A história é geográfica
«(…) Antes de mais,
reorganização. Para optimizar a produção rentável é necessário, como toda a
gente reconhece, especializar-se. Para os economistas clássicos, a
especialização é uma escolha feita de comum acordo pelo empresário e o
trabalhador que maximiza as vantagens para todos. Mas no mundo real, como toda
a gente sabe mesmo se se recusa a admiti-lo, a escolha é imposta e é vivida com
muito sofrimento pela grande maioria das pessoas. Talvez que no início dos
descobrimentos o objectivo e mesmo a realidade do comércio fossem a troca de
produtos que cada um dos lados já produzia, a troca mais ou menos igual de um
excedente mais ou menos natural. Mas o comércio rapidamente se inclinou numa
direcção inteiramente diferente. Os que eram mais fortes, e, desde os
descobrimentos, esses eram quase sempre os europeus, impunham uma produção
primária aos povos com quem faziam trocas. Lentamente aqui, mais rapidamente
acolá, a Europa exigia o desenvolvimento de uma produção primária
especializada, diferente segundo as regiões, uma produção das culturas
comerciais (cash crops, como
dizem os historiadores) ou uma produção orientada para a exportação (como
dizem hoje em dia os economistas).
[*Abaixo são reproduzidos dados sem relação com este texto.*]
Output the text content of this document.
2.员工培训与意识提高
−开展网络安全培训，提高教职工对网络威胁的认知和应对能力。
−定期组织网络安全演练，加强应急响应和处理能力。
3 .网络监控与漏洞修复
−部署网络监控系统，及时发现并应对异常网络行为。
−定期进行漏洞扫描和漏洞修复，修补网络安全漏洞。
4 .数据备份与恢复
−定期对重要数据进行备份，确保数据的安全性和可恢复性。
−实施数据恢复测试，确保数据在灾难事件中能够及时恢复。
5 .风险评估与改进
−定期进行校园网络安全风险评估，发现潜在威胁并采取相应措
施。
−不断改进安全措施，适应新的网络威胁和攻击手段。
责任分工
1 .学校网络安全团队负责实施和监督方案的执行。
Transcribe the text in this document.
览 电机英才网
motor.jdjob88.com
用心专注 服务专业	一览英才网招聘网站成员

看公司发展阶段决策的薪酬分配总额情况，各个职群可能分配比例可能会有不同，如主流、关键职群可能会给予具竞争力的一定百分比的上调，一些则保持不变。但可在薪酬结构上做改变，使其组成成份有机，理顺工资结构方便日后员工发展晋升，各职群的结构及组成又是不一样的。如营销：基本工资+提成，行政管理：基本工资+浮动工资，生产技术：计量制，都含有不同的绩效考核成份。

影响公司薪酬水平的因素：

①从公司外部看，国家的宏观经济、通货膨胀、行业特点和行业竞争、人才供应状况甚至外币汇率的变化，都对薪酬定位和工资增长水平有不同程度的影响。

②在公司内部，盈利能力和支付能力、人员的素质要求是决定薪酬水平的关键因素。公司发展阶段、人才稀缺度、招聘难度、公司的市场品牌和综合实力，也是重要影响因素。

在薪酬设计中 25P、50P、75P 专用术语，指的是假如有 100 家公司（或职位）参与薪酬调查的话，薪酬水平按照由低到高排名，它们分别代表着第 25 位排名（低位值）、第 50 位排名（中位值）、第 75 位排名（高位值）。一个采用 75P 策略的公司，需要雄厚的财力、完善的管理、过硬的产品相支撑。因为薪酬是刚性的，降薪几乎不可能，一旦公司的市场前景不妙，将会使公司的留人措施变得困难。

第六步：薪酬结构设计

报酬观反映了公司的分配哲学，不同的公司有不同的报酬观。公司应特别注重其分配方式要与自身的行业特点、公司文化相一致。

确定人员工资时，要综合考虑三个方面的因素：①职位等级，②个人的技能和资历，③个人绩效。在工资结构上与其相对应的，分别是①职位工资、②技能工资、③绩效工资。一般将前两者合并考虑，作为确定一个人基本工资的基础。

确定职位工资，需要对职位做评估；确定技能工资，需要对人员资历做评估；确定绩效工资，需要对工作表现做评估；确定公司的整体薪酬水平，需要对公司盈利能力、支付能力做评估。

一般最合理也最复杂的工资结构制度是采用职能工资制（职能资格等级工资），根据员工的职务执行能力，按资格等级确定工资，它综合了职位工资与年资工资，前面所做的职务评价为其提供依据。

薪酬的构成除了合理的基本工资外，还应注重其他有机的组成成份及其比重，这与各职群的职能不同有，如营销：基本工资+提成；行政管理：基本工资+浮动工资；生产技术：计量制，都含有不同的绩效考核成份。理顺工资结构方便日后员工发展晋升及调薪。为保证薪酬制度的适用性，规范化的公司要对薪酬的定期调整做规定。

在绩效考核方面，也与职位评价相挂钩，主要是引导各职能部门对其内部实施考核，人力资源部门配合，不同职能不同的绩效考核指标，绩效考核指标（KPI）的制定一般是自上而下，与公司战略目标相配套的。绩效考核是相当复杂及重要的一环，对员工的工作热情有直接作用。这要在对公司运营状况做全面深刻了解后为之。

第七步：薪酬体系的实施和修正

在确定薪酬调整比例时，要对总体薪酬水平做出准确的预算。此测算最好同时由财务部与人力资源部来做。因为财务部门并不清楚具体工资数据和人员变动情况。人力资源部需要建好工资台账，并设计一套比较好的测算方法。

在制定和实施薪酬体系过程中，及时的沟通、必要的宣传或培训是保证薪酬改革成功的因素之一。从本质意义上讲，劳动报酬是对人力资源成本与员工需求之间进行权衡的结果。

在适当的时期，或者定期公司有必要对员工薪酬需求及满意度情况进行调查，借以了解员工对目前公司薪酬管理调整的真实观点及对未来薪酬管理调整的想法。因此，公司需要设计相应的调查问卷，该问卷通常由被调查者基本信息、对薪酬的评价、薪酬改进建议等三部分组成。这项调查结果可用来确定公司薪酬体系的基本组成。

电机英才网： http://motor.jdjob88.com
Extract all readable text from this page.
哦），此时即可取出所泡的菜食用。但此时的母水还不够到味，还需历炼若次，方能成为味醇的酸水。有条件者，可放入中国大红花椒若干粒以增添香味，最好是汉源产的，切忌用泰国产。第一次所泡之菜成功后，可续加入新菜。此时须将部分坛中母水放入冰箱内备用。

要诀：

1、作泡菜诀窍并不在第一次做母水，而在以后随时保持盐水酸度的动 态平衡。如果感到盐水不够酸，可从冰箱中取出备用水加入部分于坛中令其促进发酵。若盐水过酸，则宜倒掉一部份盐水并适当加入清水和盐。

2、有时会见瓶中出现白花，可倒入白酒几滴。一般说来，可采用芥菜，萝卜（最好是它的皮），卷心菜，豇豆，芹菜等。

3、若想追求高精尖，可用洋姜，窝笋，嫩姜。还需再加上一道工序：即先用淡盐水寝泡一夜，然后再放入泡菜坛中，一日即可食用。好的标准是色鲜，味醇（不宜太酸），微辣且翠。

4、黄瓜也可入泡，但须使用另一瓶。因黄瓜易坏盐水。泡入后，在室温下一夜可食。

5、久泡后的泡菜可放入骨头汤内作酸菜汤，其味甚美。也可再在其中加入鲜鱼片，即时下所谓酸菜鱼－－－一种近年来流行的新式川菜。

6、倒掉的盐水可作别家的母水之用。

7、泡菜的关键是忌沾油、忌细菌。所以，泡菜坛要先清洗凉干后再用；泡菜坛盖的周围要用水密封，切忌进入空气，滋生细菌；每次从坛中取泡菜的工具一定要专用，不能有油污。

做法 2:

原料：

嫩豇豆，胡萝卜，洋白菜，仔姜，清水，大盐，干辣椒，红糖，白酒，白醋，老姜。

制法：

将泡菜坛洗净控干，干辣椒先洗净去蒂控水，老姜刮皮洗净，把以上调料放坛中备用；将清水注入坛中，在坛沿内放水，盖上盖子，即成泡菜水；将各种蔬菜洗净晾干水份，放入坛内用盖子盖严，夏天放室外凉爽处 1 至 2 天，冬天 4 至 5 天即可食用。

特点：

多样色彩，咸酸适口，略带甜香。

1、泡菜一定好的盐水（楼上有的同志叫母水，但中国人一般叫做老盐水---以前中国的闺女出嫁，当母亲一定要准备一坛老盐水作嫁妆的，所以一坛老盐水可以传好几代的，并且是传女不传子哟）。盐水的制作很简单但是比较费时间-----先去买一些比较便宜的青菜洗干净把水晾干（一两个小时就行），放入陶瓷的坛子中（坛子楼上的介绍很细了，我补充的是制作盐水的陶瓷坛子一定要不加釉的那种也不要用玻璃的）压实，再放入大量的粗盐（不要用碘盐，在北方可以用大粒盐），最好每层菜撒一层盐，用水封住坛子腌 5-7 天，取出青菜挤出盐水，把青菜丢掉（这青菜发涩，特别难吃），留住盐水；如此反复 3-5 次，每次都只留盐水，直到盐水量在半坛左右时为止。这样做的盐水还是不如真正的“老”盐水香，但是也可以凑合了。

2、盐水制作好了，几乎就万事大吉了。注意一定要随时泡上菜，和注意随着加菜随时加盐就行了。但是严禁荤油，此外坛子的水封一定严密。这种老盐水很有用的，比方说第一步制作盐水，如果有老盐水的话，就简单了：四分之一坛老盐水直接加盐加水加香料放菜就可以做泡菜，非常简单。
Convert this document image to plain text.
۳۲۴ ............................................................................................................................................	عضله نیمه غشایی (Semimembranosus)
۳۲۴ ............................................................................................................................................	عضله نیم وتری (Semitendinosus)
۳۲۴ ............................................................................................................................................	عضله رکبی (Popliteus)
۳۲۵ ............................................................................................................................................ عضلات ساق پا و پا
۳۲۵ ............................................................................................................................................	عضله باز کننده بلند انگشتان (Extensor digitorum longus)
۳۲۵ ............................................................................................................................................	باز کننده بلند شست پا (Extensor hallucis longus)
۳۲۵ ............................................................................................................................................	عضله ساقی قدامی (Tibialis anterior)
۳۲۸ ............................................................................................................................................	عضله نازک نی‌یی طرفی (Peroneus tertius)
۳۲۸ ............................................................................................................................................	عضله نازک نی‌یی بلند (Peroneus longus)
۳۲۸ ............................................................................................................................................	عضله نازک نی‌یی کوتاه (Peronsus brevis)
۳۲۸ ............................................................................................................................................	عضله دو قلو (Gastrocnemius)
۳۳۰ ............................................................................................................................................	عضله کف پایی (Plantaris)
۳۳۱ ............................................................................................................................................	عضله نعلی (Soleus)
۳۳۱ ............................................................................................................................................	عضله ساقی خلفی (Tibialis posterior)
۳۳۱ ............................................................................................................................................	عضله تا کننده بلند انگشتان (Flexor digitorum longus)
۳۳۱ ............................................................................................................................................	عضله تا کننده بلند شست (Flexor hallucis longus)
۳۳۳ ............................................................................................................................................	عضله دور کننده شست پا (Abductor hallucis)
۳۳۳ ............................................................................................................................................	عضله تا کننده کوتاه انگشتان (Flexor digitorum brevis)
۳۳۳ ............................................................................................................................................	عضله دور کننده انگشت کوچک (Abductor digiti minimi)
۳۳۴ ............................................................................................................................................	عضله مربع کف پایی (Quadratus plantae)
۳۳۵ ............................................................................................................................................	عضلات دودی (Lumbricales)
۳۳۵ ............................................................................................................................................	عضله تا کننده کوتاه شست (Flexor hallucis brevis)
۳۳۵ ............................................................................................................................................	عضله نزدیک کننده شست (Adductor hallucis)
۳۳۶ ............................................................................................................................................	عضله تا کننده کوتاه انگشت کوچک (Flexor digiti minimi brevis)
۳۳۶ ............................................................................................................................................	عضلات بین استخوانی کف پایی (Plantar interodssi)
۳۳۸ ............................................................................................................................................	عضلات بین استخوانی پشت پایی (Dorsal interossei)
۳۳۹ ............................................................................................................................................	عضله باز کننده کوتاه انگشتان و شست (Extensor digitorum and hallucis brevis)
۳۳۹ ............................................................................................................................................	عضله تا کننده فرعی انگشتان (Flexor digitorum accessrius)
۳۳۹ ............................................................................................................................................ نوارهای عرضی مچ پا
É preciso pensar em tudo o que implica a
criação de uma tal produção primária. Antes de mais, há que escolher o terreno
para a implantação. E normalmente, necessariamente, há que deixar de fazer uma
outra coisa nesse terreno. Esta outra
coisa era muitas vezes, talvez sempre, uma produção alimentar para o
consumo local. É necessário, pois, substituir esta produção alimentar local por
uma qualquer importação, por vezes, de uma região vizinha, por vezes, de terras
distantes. E como esta nova produção dos cash
crops exige por via de regra trabalhadores mais ou menos
permanentes, bem enquadrados, coloca-se o problema do seu recrutamento e da sua
manutenção, um problema resolvido com muita frequência, pelo menos durante
alguns séculos, pela criação de uma força de trabalho coagida, servos e
corveia, escravos, peones, la mita. E como os habitantes
locais muitas vezes resistiram a um tal trabalho, era preciso ou proibi-los de
se deslocarem ou importá-los de outro lado, o que criou outras formas de comércio,
o trato de escravos, os contratados.
Este processo de
periferização das zonas onde eram impostos trabalhos forçados ou coagidos
implicava uma transformação das zonas centrais. Não insistirei sobre os
processos mundiais de industrialização nem sobre a constante transformação de
tudo em mercadoria. É a história do
capitalismo enquanto sistema. Assinalo simplesmente que o resultado, ao
fim de 500 anos, é uma polarização global nos planos económico, social e
político, que não cessa de aumentar. Já não existem zonas relativamente estáveis
do ponto de vista cultural. As identidades são reivindicadas no seio de uma
turbulência enorme e perturbadora. Os ódios inter-étnicos constroem-se através
do recurso a uma historicidade que tem uma existência muito débil. E,
geograficamente, as pessoas já não estão de modo nenhum onde estavam há 500
anos. As migrações sobrepõem-se às radicações ditas tradicionais. Em segundo
lugar, destruição. Em 500 anos
da vida do sistema-mundo moderno, a vida na Terra transformou-se mais
rapidamente do que jamais havia acontecido. Não estou certo de que possa
dizer-se que esta transformação foi maior do que qualquer uma outra. Mas o que
pode dizer-se é que esta transformação criou uma série mais vasta de perigos à
continuação saudável do nosso mundo social do que qualquer uma outra desde o
começo daquilo a que chamamos a vida
histórica da humanidade, por exemplo, destruição em curso da camada de
ozono, enfraquecimento da diversidade biogenética, diminuição na Terra da vida
biótica essencial para a sua regeneração, aquecimento da Terra, e assim por
diante.
E como o sistema-mundo
moderno pôde e teve de estender-se por todo o mundo para envolver todas as
partes sob o mesmo regime, o mesmo complexo histórico-geográfico, como diria Magalhães
Godinho, não existe nenhuma zona que escape a estas consequências globais.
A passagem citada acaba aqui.